**Names of all group members:**


---

All code below is only suggestive and you may as well use different approaches.

In [2]:
# Exercise 1.
import numpy as np
np.random.seed(0)  # for reproducibility

# simulate explanatory variables x (the age and monthly income are assumed here to follow a continous uniform distribution)
m = 20_000
n = 10_000

a1,b1 = 18,80
x1 = np.random.uniform(a1,b1,m+n) # age

a2,b2 = 1,15
x2 = np.random.uniform(a2,b2,m+n) # monthly income in 1'000 CHF

p = 0.1
x3 = np.random.binomial(1,p,m+n) # salaried/self-employed with x3~bern(p) with p = 0.1

x1_subs = x1[0:m]
x2_subs = x2[0:m]
x3_subs = x3[0:m]


Let's quickly derive the first two moments for comparison purposes.

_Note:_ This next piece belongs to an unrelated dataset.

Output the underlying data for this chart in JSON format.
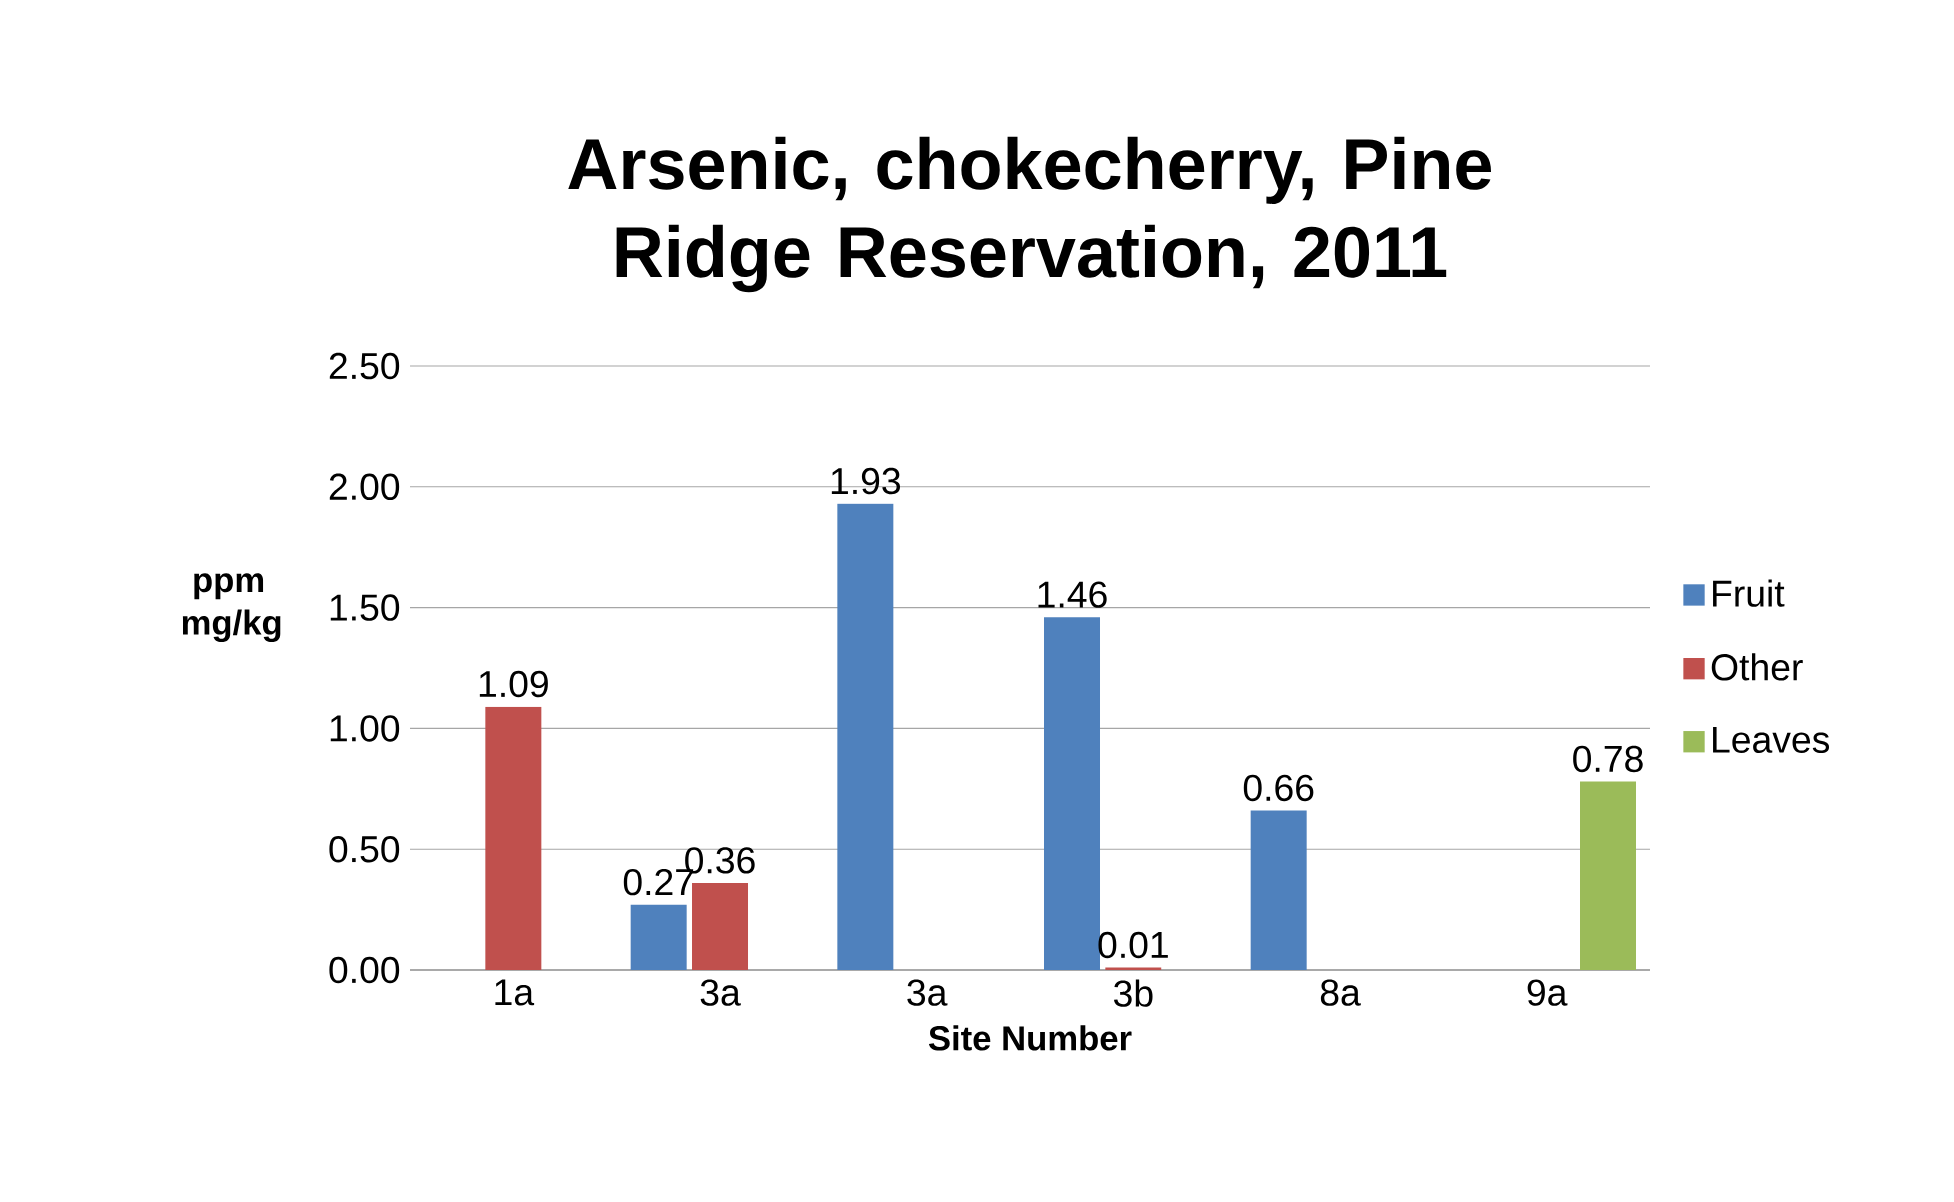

Suppose $Y \sim Uniform(a,b)$. Then

$$\mathbb{E}\left[Y\right] = \int_{a}^{b} y \frac{1}{b-a} \,dy = \frac{b^2-a^2}{2(b-a)} = \frac{b+a}{2}$$

$$\mathbb{E}\left[Y^2\right] = \int_{a}^{b} y^2 \frac{1}{b-a} \,dy = \frac{b^3-a^3}{3(b-a)} = \frac{(b+a)^2-ab}{3}$$

$$\text{Var}\left[Y\right] = \mathbb{E}\left[Y^2\right]-\mathbb{E}\left[Y\right]^2 = \frac{(b+a)^2-ab}{3} - \frac{(b+a)^2}{4} = \frac{(b-a)^2}{12}$$

$$\sigma_Y = \sqrt{\frac{(b-a)^2}{12}}$$

For $X_1 \sim Uniform(18,80)$:

$$\mathbb{E}\left[X_1\right] = \frac{80+18}{2} = 49 \text{,} \quad \text{Var}\left[X_1\right] =  \frac{961}{3} = 320.\bar{3} \text{,} \quad \sigma_{X_1} = \sqrt{961/3} \approx  17.898 $$

and for $X_2 \sim Uniform(1,15)$:

$$\mathbb{E}\left[X_2\right] = \frac{1+15}{2} = 8\text{,} \quad\text{Var}\left[X_2\right] = \frac{(15-1)^2}{12} = \frac{49}{3} = 16.\bar{3}, \quad \sigma_{X_2} = \sqrt{49/3} \approx  4.041 $$

Suppose $B \sim Bern(p)$. Then

$$\mathbb{E}\left[B\right] = \sum_{k\in S_B = \{0,1\}} b p^k (1-p)^{1-k} = p $$

$$\mathbb{E}\left[B^2\right] = \sum_{k\in \{0,1\}} b^2 p^k (1-p)^{1-k} = p $$

$$\text{Var}\left[B\right] = \mathbb{E}\left[B^2\right]-\mathbb{E}\left[B\right]^2 = p-p^2 = p(1-p)$$

$$\sigma_B = \sqrt{p(1-p)}$$

For $X_3\sim Bern(0.1)$:

$$\mathbb{E}\left[X_3\right] = 0.1 \text{,} \quad \text{Var}\left[X_3\right] = 0.09 \text{,} \quad \sigma_{X_3} = 0.3 $$


In [3]:
# a) calculate empirical means and standard deviations over training data

def empirical_stat(x,dist=[]):
    mean = x.mean()
    s = x.std(ddof=1) # bias corrected df = 1 i.e. 1/(n-1)

    if len(dist) == 3:
        if dist[0] == "Uniform":
            a,b = dist[1]
            mu = (b+a) / 2
            var = (b-a)**2 / 12
            sigma = np.sqrt(var)
        elif dist[0] == "Bernoulli":
            p = dist[1]
            mu = p
            var = p*(1-p)
            sigma = np.sqrt(var)
        else:
            return mean, s
        rm = np.abs((mean-mu)/mu)*100
        s_n = x.std() # by default df = 0 i.e. 1/n
        
        sr_n = np.abs((sigma-s_n)/sigma)*100
        sr = np.abs((sigma-s)/sigma)*100


        disp_str = "\n----- Comparison: empirical and true statistics -----\n"
        disp_str += f"{dist[2]}~{dist[0]}({dist[1]})\n\n"
        disp_str += f" Mean: \n\tTrue mean = {round(mu,3)}, Empirical mean = {round(mean,3)}"
        disp_str += f"\n\tDifference = {round(np.abs(mean-mu),3)} ({round(rm,3)}%)"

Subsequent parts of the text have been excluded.